While boat sales and boating are riding a solid wave in the Pacific Northwest, Seattle’s iconic hydroplane races didn’t leave the dock last weekend for the first time in 70 years, scuttled by the Covid-19 pandemic.
Still, the fascinating story of the boat that thrust Seattle onto the nation’s racing scene is still being celebrated this week, and the return of the annual Seafair festival is already slated for next summer.
It was 1950 when an Unlimited hydroplane named Slo-mo-shun IV fired up her 12-cylinder Allison fighter plane engine and roared around Lake Washington. Detroit at the time was the center of U.S. powerboat racing. That a hydroplane from Seattle could even hope to successfully compete, never mind dominate, in Detroit seemed a pipe dream. It wasn’t.
The story of Slo-mo-shun IV and her impact on Seattle and the powerboat racing scene is aptly told by Andrew Muntz in The Seattle Times’ current issue of Pacific NW Magazine. Muntz, who grew up in Seattle and watched the city become a big-time hydroplane center, is editor of Unlimited NewsJournal, the primary source of news about Unlimited hydroplane racing. He is also author of At the Ragged Edge, a biography of legendary powerboat racers Gar Wood and Bill Muncey.

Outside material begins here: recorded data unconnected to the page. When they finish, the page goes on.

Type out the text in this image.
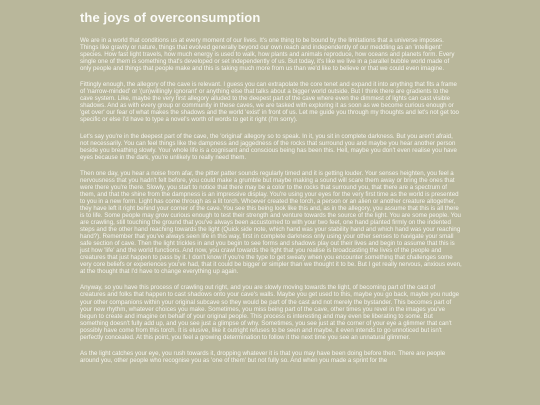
the joys of overconsumption

We are in a world that conditions us at every moment of our lives. It's one thing to be bound by the limitations that a universe imposes. Things like gravity or nature, things that evolved generally beyond our own reach and independently of our meddling as an 'intelligent' species. How fast light travels, how much energy is used to walk, how plants and animals reproduce, how oceans and planets form. Every single one of them is something that's developed or set independently of us. But today, it's like we live in a parallel bubble world made of only people and things that people make and this is taking much more from us than we'd like to believe or that we could even imagine.

Fittingly enough, the allegory of the cave is relevant. I guess you can extrapolate the core tenet and expand it into anything that fits a frame of 'narrow-minded' or '(un)willingly ignorant' or anything else that talks about a bigger world outside. But I think there are gradients to the cave system. Like, maybe the very first allegory alluded to the deepest part of the cave where even the dimmest of lights can cast visible shadows. And as with every group or community in these caves, we are tasked with exploring it as soon as we become curious enough or 'get over' our fear of what makes the shadows and the world 'exist' in front of us. Let me guide you through my thoughts and let's not get too specific or else I'd have to type a novel's worth of words to get it right (I'm sorry).

Let's say you're in the deepest part of the cave, the 'original' allegory so to speak. In it, you sit in complete darkness. But you aren't afraid, not necessarily. You can feel things like the dampness and jaggedness of the rocks that surround you and maybe you hear another person beside you breathing slowly. Your whole life is a cognisant and conscious being has been this. Hell, maybe you don't even realise you have eyes because in the dark, you're unlikely to really need them.

Then one day, you hear a noise from afar, the pitter patter sounds regularly timed and it is getting louder. Your senses heighten, you feel a nervousness that you hadn't felt before, you could make a grumble but maybe making a sound will scare them away or bring the ones that were there you're there. Slowly, you start to notice that there may be a color to the rocks that surround you, that there are a spectrum of them, and that the shine from the dampness is an impressive display. You're using your eyes for the very first time as the world is presented to you in a new form. Light has come through as a lit torch. Whoever created the torch, a person or an alien or another creature altogether, they have left it right behind your corner of the cave. You see this being look like this and, as in the allegory, you assume that this is all there is to life. Some people may grow curious enough to test their strength and venture towards the source of the light. You are some people. You are crawling, still touching the ground that you've always been accustomed to with your two feet, one hand planted firmly on the indented steps and the other hand reaching towards the light (Quick side note, which hand was your stability hand and which hand was your reaching hand?). Remember that you've always seen life in this way, first in complete darkness only using your other senses to navigate your small safe section of cave. Then the light trickles in and you begin to see forms and shadows play out their lives and begin to assume that this is just how 'life' and the world functions. And now, you crawl towards the light that you realise is broadcasting the lives of the people and creatures that just happen to pass by it. I don't know if you're the type to get sweaty when you encounter something that challenges some very core beliefs or experiences you've had, that it could be bigger or simpler than we thought it to be. But I get really nervous, anxious even, at the thought that I'd have to change everything up again.

Anyway, so you have this process of crawling out right, and you are slowly moving towards the light, of becoming part of the cast of creatures and folks that happen to cast shadows onto your cave's walls. Maybe you get used to this, maybe you go back, maybe you nudge your other companions within your original subcave so they would be part of the cast and not merely the bystander. This becomes part of your new rhythm, whatever choices you make. Sometimes, you miss being part of the cave, other times you revel in the images you've begun to create and imagine on behalf of your original people. This process is interesting and may even be liberating to some. But something doesn't fully add up, and you see just a glimpse of why. Sometimes, you see just at the corner of your eye a glimmer that can't possibly have come from this torch. It is elusive, like it outright refuses to be seen and maybe, it even intends to go unnoticed but isn't perfectly concealed. At this point, you feel a growing determination to follow it the next time you see an unnatural glimmer.

As the light catches your eye, you rush towards it, dropping whatever it is that you may have been doing before then. There are people around you, other people who recognise you as 'one of them' but not fully so. And when you made a sprint for the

“We were captivated by the boats,” Muntz says. “We stood awestruck if we saw one at a shopping center or on display at the boat show, and we loved watching them in action, throwing spray high into the air and making a thunderous roar that rattled windows three miles away.”
Three Seattleites — limited-class racers Stan Sayers and Ted Jones, along with master shipwright Anchor Jensen of Jensen Motor Boat Co. — developed and launched their Unlimited-class boat in late 1949 and began test runs on Lake Washington.
“The golden-brown craft with red trim attracted a great deal of attention during its test runs on Lake Washington,” says Muntz. “People wondered about its shape — somewhat like a flying saucer, 28 feet long and nearly 12 feet wide — but mostly they heard the thunderous noise of the Allison engine. They were also amazed by the plume of water that shot 30 feet into the air behind it — a rooster tail caused because the boat literally flew across the lake’s surface, and its propeller penetrated only halfway into the water.”
By June, 1950, Slo-mo-shun IV was ready to challenge the world’s straightaway speed record, set in 1939 at 141.74 mph. Slo-mo-shun hit 160.3235 mph, averaged for two runs. To prove it wasn’t a fluke, according to Muntz, Sayres drove the boat to a record of 178.497 mph two years later.
Detroit was always in Slo-mo-shun’s future. After all, the Motor City was the epicenter of powerboat racing, most notable for the Gold Cup on the Detroit River ever since Chris-Craft founder Christopher Columbus Smith built a boat that won the trophy in 1915.
As Muntz tells it, since the days of Smith, hydroplane bottoms had steps that allowed the boats to skip across the surface and run faster. Slo-mo-shun team member Ted Jones, a supervisor at Boeing aerospace, believed speeds could go a step further if the stern were out of the water, too. He and Sayres successfully tested the theory on another limited-class boat, then incorporated it in the building of the Unlimited hydroplane Slo-mo-Shun IV.
Detroit was now in their sights. But while Slo-Mo-Shun ran fast on straightaways, the question was whether she could navigate the buoyed turns on the racecourse. The rest, as they say, is history. Slo-mo-shun, now driven by Jones, easily was the fastest boat on the Detroit River and was crowned 1950 Gold Cup champion.
One might think the heroic return to Seattle of the Gold Cup-winning trio would be sweet enough. But there was a bigger prize for their hometown fans, such as Muntz, who had watched that hydroplane fly across Lake Washington. At the time, the Gold Cup winner could decide where the the next year’s race would be held. Yes, the 1951 Gold Cup was held on Lake Washington for the first time. Seattle soon became, and remains, the center of powerboat racing.
Writes Muntz: “That place in history, and the passion for boat racing in this corner of the nation, explains why the Slo-mo-Shun IV is a treasured artifact, displayed in Seattle’s Museum of History & Industry.”
“It not only stole the thunder of the world’s Motor City … it gave us a great reason to get outside every summer for a Seafair celebration that revolves around these flying boats,” museum director Leonard Garfield says.
There’s no doubt that thousands of people will line the shore to hear boating’s roar again next year.